Artist(s) of the week No. 5

Hokusai and Eastern Art.

This week my students and I are discussing Eastern and Western Art.
So, for this post I thought I'd share some artists and artworks that are most influential in the my Eastern Art Curriculum.

The artist I always discuss with my students is Hokusai and his artwork The Great Wave of Kanagawa.  This is Hokusai's most famous artwork.  It comes from his series 36 Views of Mount Fuji.  You can see the volcano in the background covered in snow, just behind the boat about to be smashed by this wave.

This wood block print was created in 1829-32 during the Edo Period and It's one of my favorite examples of Japanese artwork.  It has the line work and color scheme most common in Japanese artwork.  And I love that it has Japanese Characters in the top left corner, something common in Japanese art.

I always discuss text in artwork with my students, and symbols.  I think this is a great example of symbols and language in paintings, prints or drawings.  As art students, knowing about symbols and language reference is critical in comprehending art.  How can they make something visually read-able if they don't know how to read or write it?

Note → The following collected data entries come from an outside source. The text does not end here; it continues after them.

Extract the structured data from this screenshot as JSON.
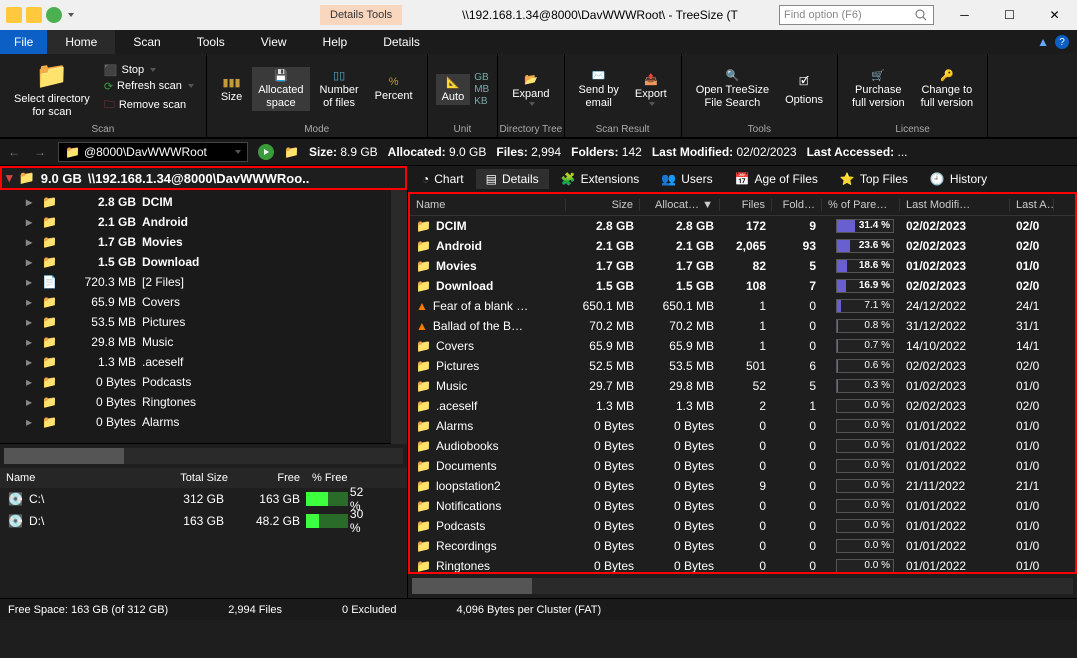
{
  "titlebar": {
    "details_tools": "Details Tools",
    "title": "\\\\192.168.1.34@8000\\DavWWWRoot\\ - TreeSize (T",
    "search_placeholder": "Find option (F6)"
  },
  "menu": {
    "file": "File",
    "home": "Home",
    "scan": "Scan",
    "tools": "Tools",
    "view": "View",
    "help": "Help",
    "details": "Details"
  },
  "ribbon": {
    "select_dir": "Select directory\nfor scan",
    "stop": "Stop",
    "refresh": "Refresh scan",
    "remove": "Remove scan",
    "scan_label": "Scan",
    "size": "Size",
    "allocated": "Allocated\nspace",
    "numfiles": "Number\nof files",
    "percent": "Percent",
    "mode_label": "Mode",
    "auto": "Auto",
    "gb": "GB",
    "mb": "MB",
    "kb": "KB",
    "unit_label": "Unit",
    "expand": "Expand",
    "dirtree_label": "Directory Tree",
    "sendby": "Send by\nemail",
    "export": "Export",
    "scanres_label": "Scan Result",
    "open_ts": "Open TreeSize\nFile Search",
    "options": "Options",
    "tools_label": "Tools",
    "purchase": "Purchase\nfull version",
    "change": "Change to\nfull version",
    "license_label": "License"
  },
  "pathbar": {
    "path": "@8000\\DavWWWRoot",
    "size_label": "Size:",
    "size_val": "8.9 GB",
    "alloc_label": "Allocated:",
    "alloc_val": "9.0 GB",
    "files_label": "Files:",
    "files_val": "2,994",
    "folders_label": "Folders:",
    "folders_val": "142",
    "lastmod_label": "Last Modified:",
    "lastmod_val": "02/02/2023",
    "lastacc_label": "Last Accessed:",
    "lastacc_val": "..."
  },
  "tree": {
    "header_size": "9.0 GB",
    "header_path": "\\\\192.168.1.34@8000\\DavWWWRoo..",
    "rows": [
      {
        "size": "2.8 GB",
        "name": "DCIM",
        "bold": true,
        "type": "folder"
      },
      {
        "size": "2.1 GB",
        "name": "Android",
        "bold": true,
        "type": "folder"
      },
      {
        "size": "1.7 GB",
        "name": "Movies",
        "bold": true,
        "type": "folder"
      },
      {
        "size": "1.5 GB",
        "name": "Download",
        "bold": true,
        "type": "folder"
      },
      {
        "size": "720.3 MB",
        "name": "[2 Files]",
        "type": "file"
      },
      {
        "size": "65.9 MB",
        "name": "Covers",
        "type": "folder"
      },
      {
        "size": "53.5 MB",
        "name": "Pictures",
        "type": "folder"
      },
      {
        "size": "29.8 MB",
        "name": "Music",
        "type": "folder"
      },
      {
        "size": "1.3 MB",
        "name": ".aceself",
        "type": "folder"
      },
      {
        "size": "0 Bytes",
        "name": "Podcasts",
        "type": "folder"
      },
      {
        "size": "0 Bytes",
        "name": "Ringtones",
        "type": "folder"
      },
      {
        "size": "0 Bytes",
        "name": "Alarms",
        "type": "folder"
      }
    ]
  },
  "drives": {
    "h_name": "Name",
    "h_total": "Total Size",
    "h_free": "Free",
    "h_pct": "% Free",
    "rows": [
      {
        "name": "C:\\",
        "total": "312 GB",
        "free": "163 GB",
        "pct": "52 %",
        "fill": 52
      },
      {
        "name": "D:\\",
        "total": "163 GB",
        "free": "48.2 GB",
        "pct": "30 %",
        "fill": 30
      }
    ]
  },
  "tabs": {
    "chart": "Chart",
    "details": "Details",
    "ext": "Extensions",
    "users": "Users",
    "age": "Age of Files",
    "top": "Top Files",
    "history": "History"
  },
  "grid": {
    "h_name": "Name",
    "h_size": "Size",
    "h_alloc": "Allocat…",
    "h_files": "Files",
    "h_fold": "Fold…",
    "h_pct": "% of Pare…",
    "h_mod": "Last Modifi…",
    "h_acc": "Last A…",
    "rows": [
      {
        "name": "DCIM",
        "size": "2.8 GB",
        "alloc": "2.8 GB",
        "files": "172",
        "fold": "9",
        "pct": "31.4 %",
        "pctv": 31.4,
        "mod": "02/02/2023",
        "acc": "02/0",
        "bold": true,
        "ico": "folder"
      },
      {
        "name": "Android",
        "size": "2.1 GB",
        "alloc": "2.1 GB",
        "files": "2,065",
        "fold": "93",
        "pct": "23.6 %",
        "pctv": 23.6,
        "mod": "02/02/2023",
        "acc": "02/0",
        "bold": true,
        "ico": "folder"
      },
      {
        "name": "Movies",
        "size": "1.7 GB",
        "alloc": "1.7 GB",
        "files": "82",
        "fold": "5",
        "pct": "18.6 %",
        "pctv": 18.6,
        "mod": "01/02/2023",
        "acc": "01/0",
        "bold": true,
        "ico": "folder"
      },
      {
        "name": "Download",
        "size": "1.5 GB",
        "alloc": "1.5 GB",
        "files": "108",
        "fold": "7",
        "pct": "16.9 %",
        "pctv": 16.9,
        "mod": "02/02/2023",
        "acc": "02/0",
        "bold": true,
        "ico": "folder"
      },
      {
        "name": "Fear of a blank …",
        "size": "650.1 MB",
        "alloc": "650.1 MB",
        "files": "1",
        "fold": "0",
        "pct": "7.1 %",
        "pctv": 7.1,
        "mod": "24/12/2022",
        "acc": "24/1",
        "ico": "vlc"
      },
      {
        "name": "Ballad of the B…",
        "size": "70.2 MB",
        "alloc": "70.2 MB",
        "files": "1",
        "fold": "0",
        "pct": "0.8 %",
        "pctv": 0.8,
        "mod": "31/12/2022",
        "acc": "31/1",
        "ico": "vlc"
      },
      {
        "name": "Covers",
        "size": "65.9 MB",
        "alloc": "65.9 MB",
        "files": "1",
        "fold": "0",
        "pct": "0.7 %",
        "pctv": 0.7,
        "mod": "14/10/2022",
        "acc": "14/1",
        "ico": "folder"
      },
      {
        "name": "Pictures",
        "size": "52.5 MB",
        "alloc": "53.5 MB",
        "files": "501",
        "fold": "6",
        "pct": "0.6 %",
        "pctv": 0.6,
        "mod": "02/02/2023",
        "acc": "02/0",
        "ico": "folder"
      },
      {
        "name": "Music",
        "size": "29.7 MB",
        "alloc": "29.8 MB",
        "files": "52",
        "fold": "5",
        "pct": "0.3 %",
        "pctv": 0.3,
        "mod": "01/02/2023",
        "acc": "01/0",
        "ico": "folder"
      },
      {
        "name": ".aceself",
        "size": "1.3 MB",
        "alloc": "1.3 MB",
        "files": "2",
        "fold": "1",
        "pct": "0.0 %",
        "pctv": 0,
        "mod": "02/02/2023",
        "acc": "02/0",
        "ico": "folder"
      },
      {
        "name": "Alarms",
        "size": "0 Bytes",
        "alloc": "0 Bytes",
        "files": "0",
        "fold": "0",
        "pct": "0.0 %",
        "pctv": 0,
        "mod": "01/01/2022",
        "acc": "01/0",
        "ico": "folder"
      },
      {
        "name": "Audiobooks",
        "size": "0 Bytes",
        "alloc": "0 Bytes",
        "files": "0",
        "fold": "0",
        "pct": "0.0 %",
        "pctv": 0,
        "mod": "01/01/2022",
        "acc": "01/0",
        "ico": "folder"
      },
      {
        "name": "Documents",
        "size": "0 Bytes",
        "alloc": "0 Bytes",
        "files": "0",
        "fold": "0",
        "pct": "0.0 %",
        "pctv": 0,
        "mod": "01/01/2022",
        "acc": "01/0",
        "ico": "folder"
      },
      {
        "name": "loopstation2",
        "size": "0 Bytes",
        "alloc": "0 Bytes",
        "files": "9",
        "fold": "0",
        "pct": "0.0 %",
        "pctv": 0,
        "mod": "21/11/2022",
        "acc": "21/1",
        "ico": "folder"
      },
      {
        "name": "Notifications",
        "size": "0 Bytes",
        "alloc": "0 Bytes",
        "files": "0",
        "fold": "0",
        "pct": "0.0 %",
        "pctv": 0,
        "mod": "01/01/2022",
        "acc": "01/0",
        "ico": "folder"
      },
      {
        "name": "Podcasts",
        "size": "0 Bytes",
        "alloc": "0 Bytes",
        "files": "0",
        "fold": "0",
        "pct": "0.0 %",
        "pctv": 0,
        "mod": "01/01/2022",
        "acc": "01/0",
        "ico": "folder"
      },
      {
        "name": "Recordings",
        "size": "0 Bytes",
        "alloc": "0 Bytes",
        "files": "0",
        "fold": "0",
        "pct": "0.0 %",
        "pctv": 0,
        "mod": "01/01/2022",
        "acc": "01/0",
        "ico": "folder"
      },
      {
        "name": "Ringtones",
        "size": "0 Bytes",
        "alloc": "0 Bytes",
        "files": "0",
        "fold": "0",
        "pct": "0.0 %",
        "pctv": 0,
        "mod": "01/01/2022",
        "acc": "01/0",
        "ico": "folder"
      }
    ]
  },
  "status": {
    "freespace": "Free Space: 163 GB  (of 312 GB)",
    "files": "2,994 Files",
    "excluded": "0 Excluded",
    "cluster": "4,096 Bytes per Cluster (FAT)"
  }
}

Here is my Printmaking Handout for High School Students available for download.
This is my Eastern and Western Art Handout for High School Students available for download.

Other Eastern Art I like includes:
Tibetan Monks creating a mandala (here

Can you believe these are made with sand?!

I LOVE henna and Indian influenced patterns.

Do you have a favorite Eastern Artist or Artwork?  Please share it in the comments below, so I can share it with my student!

I have to admit I utilize Wikipedia but that's because I know what is legitimate and what is not, regarding art.  I find that it's the most convenient place to get the most information about artworks.

1 comment:

  1. I seriously want to be part Indian/Pakistani, just so I can get some wicked Mehndi done! It's SO so beautiful!